Бенуа вышел, оставив на прощание пластиковую баночку для забора мочи. Пульхр, прищурившись, уставился на Чехова.
— Чего? — спросил тот.
— Зомби еще не ушли?
— Начинают потихоньку расходиться.
— Когда все уйдут, выводи бронетраспортер. И пару ребят прихвати. И дроны.
— А что по поводу зомби для Бенуа?
— Чего?
— Ты вчера приказал наловить ему для опытов десяток мертвяков…
— Ну, поручи Лютому, что, они без тебя не справятся?
Пульхр не спеша надел абордажный костюм, проверил пистолет и поднялся на среднюю палубу. Дверь в пассажирский отсек открылась, едва он к ней подошел.
— Спасибо, — кивнул Пульхр в камеру.
За ночь зомби протрезвели, оголодали, и появление человека восприняли с энтузиазмом, засуетились, завыли, заскрипели зубами. Пульхр, не обращая внимания на тянущиеся к нему сквозь решетки конечности, вошел в камеру, в которой ночевала Стерн. От поднятого покойниками шума она проснулась и села, потягиваясь и позевывая, как кошечка.
— Доброе утро, — сказал Пульхр.
— И вам. Когда мы начинаем наш эксперимент?
— Подождите со своим экспериментом. Где ваш прибор? Он у вас с собой?
— Какой прибор?
— Ну, которым вы собирались определять, настоящая руда или нет.
Стерн встрепенулась:
— Зачем вам? Неужели нашли?
— Не знаю. Хочу проверить одну догадку.
Стерн слазала в свой неразлучный рюкзак и достала обсидиановый гвоздь.
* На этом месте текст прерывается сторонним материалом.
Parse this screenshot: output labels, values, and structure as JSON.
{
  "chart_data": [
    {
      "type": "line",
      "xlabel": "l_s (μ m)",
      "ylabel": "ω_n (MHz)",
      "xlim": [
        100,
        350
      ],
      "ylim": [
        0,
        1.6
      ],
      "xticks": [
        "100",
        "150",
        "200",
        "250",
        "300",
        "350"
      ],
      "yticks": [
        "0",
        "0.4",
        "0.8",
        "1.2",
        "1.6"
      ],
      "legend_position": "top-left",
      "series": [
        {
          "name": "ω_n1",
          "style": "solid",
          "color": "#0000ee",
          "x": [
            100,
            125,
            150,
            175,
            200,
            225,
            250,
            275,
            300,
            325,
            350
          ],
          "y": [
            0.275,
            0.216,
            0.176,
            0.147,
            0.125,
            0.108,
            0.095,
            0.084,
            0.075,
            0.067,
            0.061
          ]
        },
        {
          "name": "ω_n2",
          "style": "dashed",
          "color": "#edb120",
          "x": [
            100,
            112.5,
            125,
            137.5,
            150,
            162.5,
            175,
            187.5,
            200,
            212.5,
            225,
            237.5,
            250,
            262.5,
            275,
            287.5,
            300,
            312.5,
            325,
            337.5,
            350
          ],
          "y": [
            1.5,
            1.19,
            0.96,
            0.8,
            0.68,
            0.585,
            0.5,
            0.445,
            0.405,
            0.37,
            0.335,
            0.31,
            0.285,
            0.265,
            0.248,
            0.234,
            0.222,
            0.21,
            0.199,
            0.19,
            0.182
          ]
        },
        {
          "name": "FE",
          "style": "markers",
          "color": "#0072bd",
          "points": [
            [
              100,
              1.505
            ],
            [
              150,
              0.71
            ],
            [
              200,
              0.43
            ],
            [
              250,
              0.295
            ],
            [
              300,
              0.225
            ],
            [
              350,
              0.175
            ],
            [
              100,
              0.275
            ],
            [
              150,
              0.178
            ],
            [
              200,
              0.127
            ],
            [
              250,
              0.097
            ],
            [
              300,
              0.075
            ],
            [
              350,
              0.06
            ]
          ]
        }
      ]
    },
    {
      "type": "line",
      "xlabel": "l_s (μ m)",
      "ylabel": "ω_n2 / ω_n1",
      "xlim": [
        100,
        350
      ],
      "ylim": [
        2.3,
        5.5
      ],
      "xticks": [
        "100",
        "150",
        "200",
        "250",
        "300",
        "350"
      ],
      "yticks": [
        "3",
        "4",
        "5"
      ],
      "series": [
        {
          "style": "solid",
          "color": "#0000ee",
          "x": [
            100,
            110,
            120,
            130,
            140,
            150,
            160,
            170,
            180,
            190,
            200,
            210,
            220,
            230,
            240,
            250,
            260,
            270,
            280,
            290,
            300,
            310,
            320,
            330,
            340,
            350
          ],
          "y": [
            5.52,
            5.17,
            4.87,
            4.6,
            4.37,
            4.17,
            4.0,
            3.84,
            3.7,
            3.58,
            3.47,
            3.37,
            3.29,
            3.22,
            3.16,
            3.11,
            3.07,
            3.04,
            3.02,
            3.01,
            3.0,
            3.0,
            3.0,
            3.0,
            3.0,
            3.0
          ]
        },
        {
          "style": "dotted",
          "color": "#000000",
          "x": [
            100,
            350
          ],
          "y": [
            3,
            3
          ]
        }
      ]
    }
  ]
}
— Вот он. Но я поеду с вами!
— Где ваш скафандр?
— Остался внизу.
— Пойдемте.
Ее скафандр валялся на спинке стула в кают-компании. Стерн без предупреждения скинула куртку, и капитан понял, что происходит, только когда она начала стягивать с себя штаны.
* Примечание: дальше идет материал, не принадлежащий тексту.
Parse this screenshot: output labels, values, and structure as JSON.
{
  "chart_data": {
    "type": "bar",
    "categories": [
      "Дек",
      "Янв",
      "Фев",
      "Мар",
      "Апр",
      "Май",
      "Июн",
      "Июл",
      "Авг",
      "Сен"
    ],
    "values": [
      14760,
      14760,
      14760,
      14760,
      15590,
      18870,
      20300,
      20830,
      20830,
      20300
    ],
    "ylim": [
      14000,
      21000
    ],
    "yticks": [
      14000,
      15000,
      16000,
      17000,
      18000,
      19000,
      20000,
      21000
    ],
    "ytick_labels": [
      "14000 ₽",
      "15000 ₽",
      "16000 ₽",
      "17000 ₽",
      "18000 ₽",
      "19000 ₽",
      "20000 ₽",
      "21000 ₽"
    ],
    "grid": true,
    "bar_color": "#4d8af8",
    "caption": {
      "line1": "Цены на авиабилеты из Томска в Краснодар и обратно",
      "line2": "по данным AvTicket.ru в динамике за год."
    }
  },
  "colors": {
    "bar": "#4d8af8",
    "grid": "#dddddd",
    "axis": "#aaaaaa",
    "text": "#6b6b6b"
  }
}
— Вы что, носите скафандр на голое тело? — спросил Пульхр, отвернувшись.
— Такой дизайн. Что с вами? Никогда не видели голых женщин?
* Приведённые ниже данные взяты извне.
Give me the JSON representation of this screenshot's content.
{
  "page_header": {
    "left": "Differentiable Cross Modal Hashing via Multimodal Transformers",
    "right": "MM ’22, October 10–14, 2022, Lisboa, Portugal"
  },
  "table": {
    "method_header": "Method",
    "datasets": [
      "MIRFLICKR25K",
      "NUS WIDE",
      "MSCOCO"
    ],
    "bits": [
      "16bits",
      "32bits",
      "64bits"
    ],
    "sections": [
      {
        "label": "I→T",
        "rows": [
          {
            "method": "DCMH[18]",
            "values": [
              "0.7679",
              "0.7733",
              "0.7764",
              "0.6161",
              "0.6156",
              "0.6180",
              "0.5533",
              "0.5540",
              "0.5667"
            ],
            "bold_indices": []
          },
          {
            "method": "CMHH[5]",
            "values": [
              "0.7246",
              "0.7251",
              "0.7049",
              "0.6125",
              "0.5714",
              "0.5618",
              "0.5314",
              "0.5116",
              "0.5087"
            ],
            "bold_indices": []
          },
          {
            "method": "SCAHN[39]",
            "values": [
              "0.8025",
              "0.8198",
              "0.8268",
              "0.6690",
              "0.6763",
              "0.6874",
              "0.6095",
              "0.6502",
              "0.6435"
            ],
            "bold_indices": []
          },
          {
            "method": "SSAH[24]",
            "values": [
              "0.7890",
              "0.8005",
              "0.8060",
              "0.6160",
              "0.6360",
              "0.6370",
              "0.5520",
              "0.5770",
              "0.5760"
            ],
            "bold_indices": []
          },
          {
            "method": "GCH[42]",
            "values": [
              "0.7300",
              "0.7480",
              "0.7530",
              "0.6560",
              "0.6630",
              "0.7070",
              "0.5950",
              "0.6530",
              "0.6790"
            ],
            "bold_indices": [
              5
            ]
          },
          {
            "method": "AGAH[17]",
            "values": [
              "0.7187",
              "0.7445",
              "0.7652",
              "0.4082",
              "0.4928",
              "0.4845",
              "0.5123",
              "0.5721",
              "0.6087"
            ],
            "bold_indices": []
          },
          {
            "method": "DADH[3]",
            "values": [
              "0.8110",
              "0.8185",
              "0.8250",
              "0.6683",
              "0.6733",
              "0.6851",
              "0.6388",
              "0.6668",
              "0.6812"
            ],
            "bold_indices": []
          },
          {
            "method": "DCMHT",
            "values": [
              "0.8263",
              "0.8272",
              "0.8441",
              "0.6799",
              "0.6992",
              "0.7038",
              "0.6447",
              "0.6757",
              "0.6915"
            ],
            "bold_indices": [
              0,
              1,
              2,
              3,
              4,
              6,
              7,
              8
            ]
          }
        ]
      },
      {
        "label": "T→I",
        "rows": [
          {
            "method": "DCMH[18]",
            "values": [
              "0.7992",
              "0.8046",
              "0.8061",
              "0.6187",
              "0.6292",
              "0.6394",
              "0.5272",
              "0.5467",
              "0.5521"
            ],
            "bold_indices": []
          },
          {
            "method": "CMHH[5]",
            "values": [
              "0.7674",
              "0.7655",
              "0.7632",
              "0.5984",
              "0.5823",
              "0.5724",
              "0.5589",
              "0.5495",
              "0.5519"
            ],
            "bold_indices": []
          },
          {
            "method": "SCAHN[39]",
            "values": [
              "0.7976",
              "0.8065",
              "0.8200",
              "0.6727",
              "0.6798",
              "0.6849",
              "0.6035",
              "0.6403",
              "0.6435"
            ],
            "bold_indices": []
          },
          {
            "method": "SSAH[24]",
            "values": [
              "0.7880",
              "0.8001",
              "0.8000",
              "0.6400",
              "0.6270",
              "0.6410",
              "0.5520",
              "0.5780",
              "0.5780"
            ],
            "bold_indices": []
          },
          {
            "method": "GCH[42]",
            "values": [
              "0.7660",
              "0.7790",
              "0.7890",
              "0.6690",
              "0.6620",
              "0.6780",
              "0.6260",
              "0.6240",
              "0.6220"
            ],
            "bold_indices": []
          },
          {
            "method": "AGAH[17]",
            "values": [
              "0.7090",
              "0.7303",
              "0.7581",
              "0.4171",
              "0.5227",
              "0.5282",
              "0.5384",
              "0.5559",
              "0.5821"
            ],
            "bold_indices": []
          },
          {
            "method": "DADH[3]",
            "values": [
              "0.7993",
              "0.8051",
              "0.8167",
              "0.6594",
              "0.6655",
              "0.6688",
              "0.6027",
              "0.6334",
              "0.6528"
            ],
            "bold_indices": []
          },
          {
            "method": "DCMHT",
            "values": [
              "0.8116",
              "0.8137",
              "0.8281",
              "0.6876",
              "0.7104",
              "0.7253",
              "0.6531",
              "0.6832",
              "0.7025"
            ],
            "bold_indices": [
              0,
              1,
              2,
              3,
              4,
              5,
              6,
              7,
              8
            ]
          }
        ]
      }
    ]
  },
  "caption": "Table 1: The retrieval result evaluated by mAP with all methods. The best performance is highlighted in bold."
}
— Вас видеть голой в мои планы не входило.
— За что мне такое особое отношение?
— Доктор Стерн, прекратите.
— Ладно, я пошутила. Можете поворачиться.
В машине Стерн смачно хрустела белковыми чипсами из пайка, поглядывая в окошко. Светлеющее небо обещало зарю. Свет фар периодически выхватывал из темноты сутулые темные фигуры, спешащие к себе в шахту. Пульхру вспомнил свой сон. Муравьи спешат укрыться в свой муравейнике до заката, а эти — до рассвета.
Радист-пулеметчик на переднем сидении обернулся.
— Господин капитан, вас вызывают со «Звезды»!
— Кэп! — это был Бенуа.
— Слушаю.
— Результат отрицательный. Никаких следов грибка у вас в крови я не нашел. Правда, есть признаки небольшого воспаления, хорошо бы обследовать. И в дизельном топливе никакого тетраэтилсвинца не оказалось.
— Понятно. Отбой.
Чехов взглядом спросил: «Как оно?», Пульхр показал условным знаком штурмовика «все в порядке».
Когда бронетранспортер въехал в заброшенный город и остановился возле «котлована», краешек солнца уже показался над горизонтом.
— Какое забавное сооружение, — сказала Стерн, заглядывая в «котлован». — Как будто древние греки поручили пчелам построить амфитеатр. Или нет, больше похоже на зиккуратат ацтеков-гайкопоклонников, вывернутый наизнанку…
— Нам вниз, — прервал Пульхр ее поток ассоциаций.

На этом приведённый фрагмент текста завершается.